Limited food preparation does not permit any of the following actions:

  • Slicing and chopping unless it is on the heated cooking surface.
  • Thawing.
  • Cooling of cooked potentially hazardous food.
  • Grinding raw ingredients or potentially hazardous foods.
  • Reheating of potentially hazardous foods for hot holding, except for steamed or boiled hot dogs and tamales in the original, inedible wrapper.
  • Hot holding of non-prepackaged, potentially hazardous food, except for roasting corn on the cob, steamed or boiled hot dogs, and tamales in the original, inedible wrapper.
  • Washing of foods.
  • Cooking of potentially hazardous foods for later use.

All potentially hazardous foods shall be cooked to order.

All raw ingredients shall be peeled, sliced, chopped or otherwise prepared in advance at the commissary or any approved food facility.

Food handling shall be conducted within an approved food compartment. This requirement applies also to MFF3.

Operational Requirements for Enclosed Mobile Food Facilities with Full Food Preparation

Full food preparation shall be conducted within the fully enclosed mobile food facility.

All potentially hazardous foods shall be maintained at 135°F or above (for hot foods) or 41°F or below (for cold foods).

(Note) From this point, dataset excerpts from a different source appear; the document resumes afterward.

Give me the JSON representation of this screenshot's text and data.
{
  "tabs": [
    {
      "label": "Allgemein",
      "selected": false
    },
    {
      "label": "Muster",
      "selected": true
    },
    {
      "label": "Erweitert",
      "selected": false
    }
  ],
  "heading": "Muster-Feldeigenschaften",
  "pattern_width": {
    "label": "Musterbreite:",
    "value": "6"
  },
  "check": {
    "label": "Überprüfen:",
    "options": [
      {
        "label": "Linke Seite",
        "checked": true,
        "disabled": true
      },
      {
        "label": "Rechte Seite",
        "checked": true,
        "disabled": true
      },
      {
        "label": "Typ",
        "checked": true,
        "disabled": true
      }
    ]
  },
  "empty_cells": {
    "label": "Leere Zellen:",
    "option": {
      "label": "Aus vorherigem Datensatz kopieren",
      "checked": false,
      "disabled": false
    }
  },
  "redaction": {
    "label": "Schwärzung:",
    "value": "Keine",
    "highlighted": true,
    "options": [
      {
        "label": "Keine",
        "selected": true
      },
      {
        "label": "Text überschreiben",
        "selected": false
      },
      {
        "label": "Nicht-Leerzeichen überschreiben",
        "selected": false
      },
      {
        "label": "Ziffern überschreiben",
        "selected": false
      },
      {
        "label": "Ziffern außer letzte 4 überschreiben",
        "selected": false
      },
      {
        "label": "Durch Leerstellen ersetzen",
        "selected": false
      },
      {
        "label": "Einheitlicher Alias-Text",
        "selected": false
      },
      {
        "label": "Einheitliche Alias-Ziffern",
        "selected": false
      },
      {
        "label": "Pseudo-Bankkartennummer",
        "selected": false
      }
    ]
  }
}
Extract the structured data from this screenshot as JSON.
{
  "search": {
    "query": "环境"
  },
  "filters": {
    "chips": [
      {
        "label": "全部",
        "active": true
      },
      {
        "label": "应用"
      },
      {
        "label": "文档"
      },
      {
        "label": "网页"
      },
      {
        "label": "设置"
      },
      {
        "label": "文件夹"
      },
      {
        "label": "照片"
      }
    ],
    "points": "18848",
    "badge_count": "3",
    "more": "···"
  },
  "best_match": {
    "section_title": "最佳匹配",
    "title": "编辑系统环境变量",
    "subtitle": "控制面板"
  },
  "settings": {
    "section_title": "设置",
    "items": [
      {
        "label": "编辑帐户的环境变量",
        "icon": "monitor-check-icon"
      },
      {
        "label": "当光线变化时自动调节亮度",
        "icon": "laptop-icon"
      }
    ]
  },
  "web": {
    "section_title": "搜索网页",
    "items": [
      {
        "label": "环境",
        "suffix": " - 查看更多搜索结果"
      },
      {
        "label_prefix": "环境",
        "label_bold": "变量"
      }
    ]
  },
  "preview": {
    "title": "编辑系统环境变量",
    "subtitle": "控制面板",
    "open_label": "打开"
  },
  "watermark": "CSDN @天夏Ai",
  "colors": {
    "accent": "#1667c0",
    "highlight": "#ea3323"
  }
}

Foods kept at 135°F or above shall be destroyed at the end of the day and may not be reserved for the next day.
An accurate thermometer shall be provided to facilitate the checking of food temperatures.

Do not add newly cooked food to food already held in hot-holding equipment.

Properly thaw foods using one or a combination of the following ways:

  • Under refrigeration that maintains food temperature at 41°F or below.
  • Completely submerged under potable running water for a period not to exceed two (2) hours at a water temperature of 70°F or below and with sufficient water velocity to agitate and flush off loose particles into the sink drain.
  • In a microwave oven if immediately followed by immediate preparation.
  • As part of a cooking process.

Cook foods to its minimum safe internal temperature:

  • Poultry, stuffed meats, stuffed pasta, wild game animals, baluts, to 165°F for 15 seconds. Cook stuffing and meat first then stuff the food.
  • Ground meats including ground beef and ground pork to 155°F for 15 seconds; 150°F for 1 minute; 145°F for 3 minutes, or 158°F for <1 second.
  • Pork, ratites, mechanically tenderized and injected meats, comminuted fish and meats and eggs in multi serving batches to 155°F for 15 seconds; 150°F for 1 minute; 145°F for 3 minutes, or 158°F for <1 second.
  • Fish, seafood, meat, game animals commercially raised for food, shell eggs for immediate service for customers' order to 145°F for 15 seconds.

Properly store raw roods of animal origin like pork, beef and poultry at the bottom of refrigeration unit while cooked and ready to serve foods at top level of the unit to avoid any kind of cross contamination.

Reheat foods previously cooked and cooled at the commissary to at least 165°F quickly within two (2) hours if meant to be held hot.

All windows, door and other openings shall be in good repair and provided with screens or flaps to prevent the entrance of flies. Pass thru windows shall be covered when not in use. Self-closing screens are required to be attached to the exterior of all pass through openings.

The door to the food preparation area shall be self-closing and shall be maintained closed.

Aisle space shall be unobstructed at all times. Foods and food supplies shall be maintained off the floor.

Food, food supplies or personal items shall not be stored in the sinks. Personal items shall not be stored in food compartment of the vehicle.